No se descompuso. Es más; acompañó en la risa a su novia, quien me invitó a sentarme. Yo rechacé, muy cortés, la invitación, con la disculpa de que me esperaba Sebastián.

Juan Peláez miró hacia el panameño e inquirió:

—No serás otro garzón más de su corte, ¿verdad?

No adiviné el sentido de su pregunta, pero presentí que allí algo olía mal. Vino a ratificar mi sospecha la intervención apresurada de Dagny Honsted.

—Tú no hacer caso a Juan —dijo, y me sonrió como en los buenos tiempos—. Juan siempre estar de… guasa, ¿no…?

Puso una cara tan deliciosa en su duda, que tuve que reírme. Los dejé con una leve inquietud, con un ligero desconcierto.

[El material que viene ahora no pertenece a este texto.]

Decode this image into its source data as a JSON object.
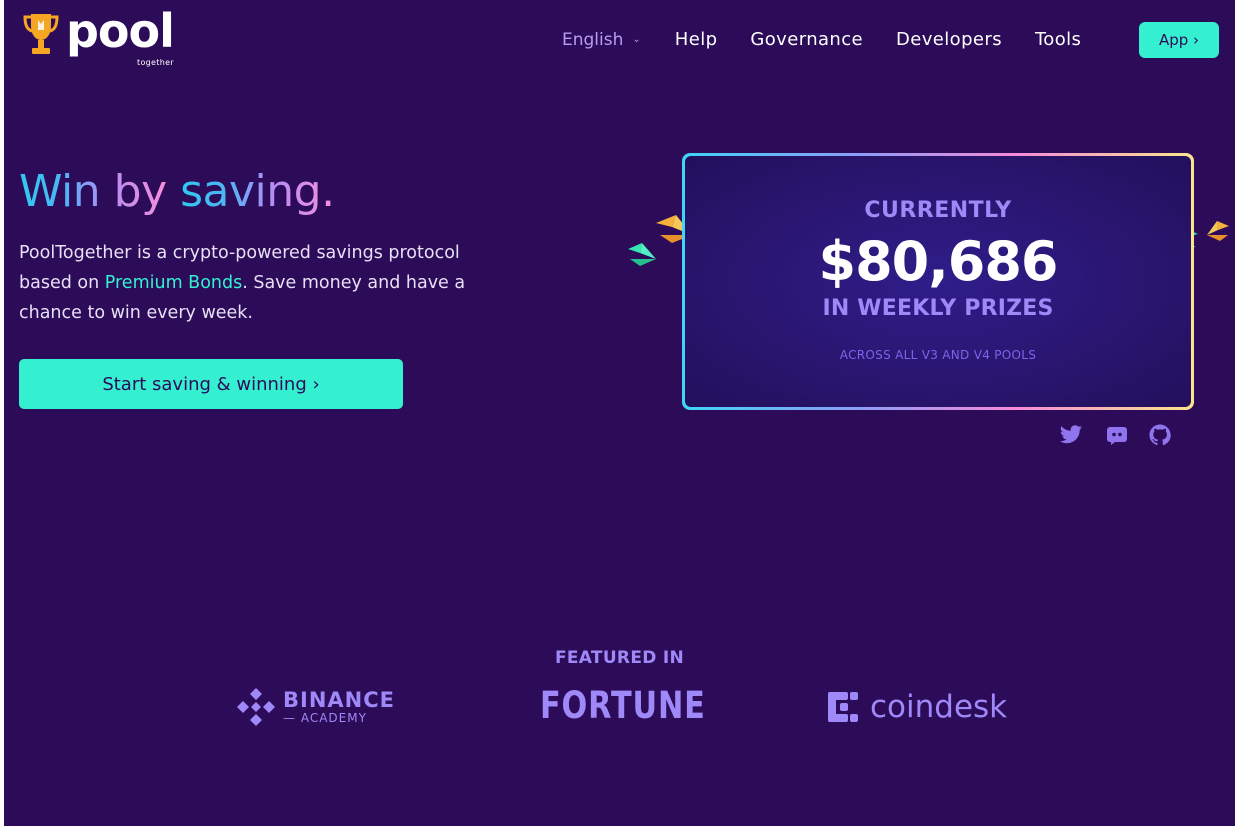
{
  "header": {
    "logo_text": "pool",
    "logo_subtext": "together",
    "language": "English",
    "nav": [
      {
        "label": "Help"
      },
      {
        "label": "Governance"
      },
      {
        "label": "Developers"
      },
      {
        "label": "Tools"
      }
    ],
    "app_button": "App ›"
  },
  "hero": {
    "title_part1": "Win by",
    "title_part2": "saving.",
    "description_before": "PoolTogether is a crypto-powered savings protocol based on ",
    "description_link": "Premium Bonds",
    "description_after": ". Save money and have a chance to win every week.",
    "cta": "Start saving & winning ›"
  },
  "prize_card": {
    "line1": "CURRENTLY",
    "amount": "$80,686",
    "line2": "IN WEEKLY PRIZES",
    "note": "ACROSS ALL V3 AND V4 POOLS"
  },
  "social": {
    "icons": [
      "twitter-icon",
      "discord-icon",
      "github-icon"
    ]
  },
  "featured": {
    "label": "FEATURED IN",
    "binance_line1": "BINANCE",
    "binance_line2": "— ACADEMY",
    "fortune": "FORTUNE",
    "coindesk": "coindesk"
  },
  "colors": {
    "background": "#2c0b58",
    "accent_teal": "#35f0d0",
    "muted_purple": "#9f88f7",
    "trophy_gold": "#f5a623"
  }
}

—¿Qué tal ha ido todo? —preguntó Armijo cuando me senté a su lado.

—Antonio, sin novedad —respondí—. Ya se le ha rendido acatamiento; de forma que mañana reanudará una vida normal, que en su caso no lo es.

Sin darle tiempo a hacer ningún comentario, añadí:

—No me gusta ese tipo. Le sudan las manos.

—¿Para qué mientes? Siempre las tiene heladas.

—Pues algo habrá, ¿no? Si no me gusta, será por algo.

—Quizá porque te gusta demasiado su novia.

—No hagas retruécanos, por favor…

Me miró intrigado, sorprendido de que un muchacho tan superficial como yo se sintiese afectado por la presencia de Juan Peláez.

¿Garzón…?

Me pasé toda la tarde dándole vueltas a la palabrita.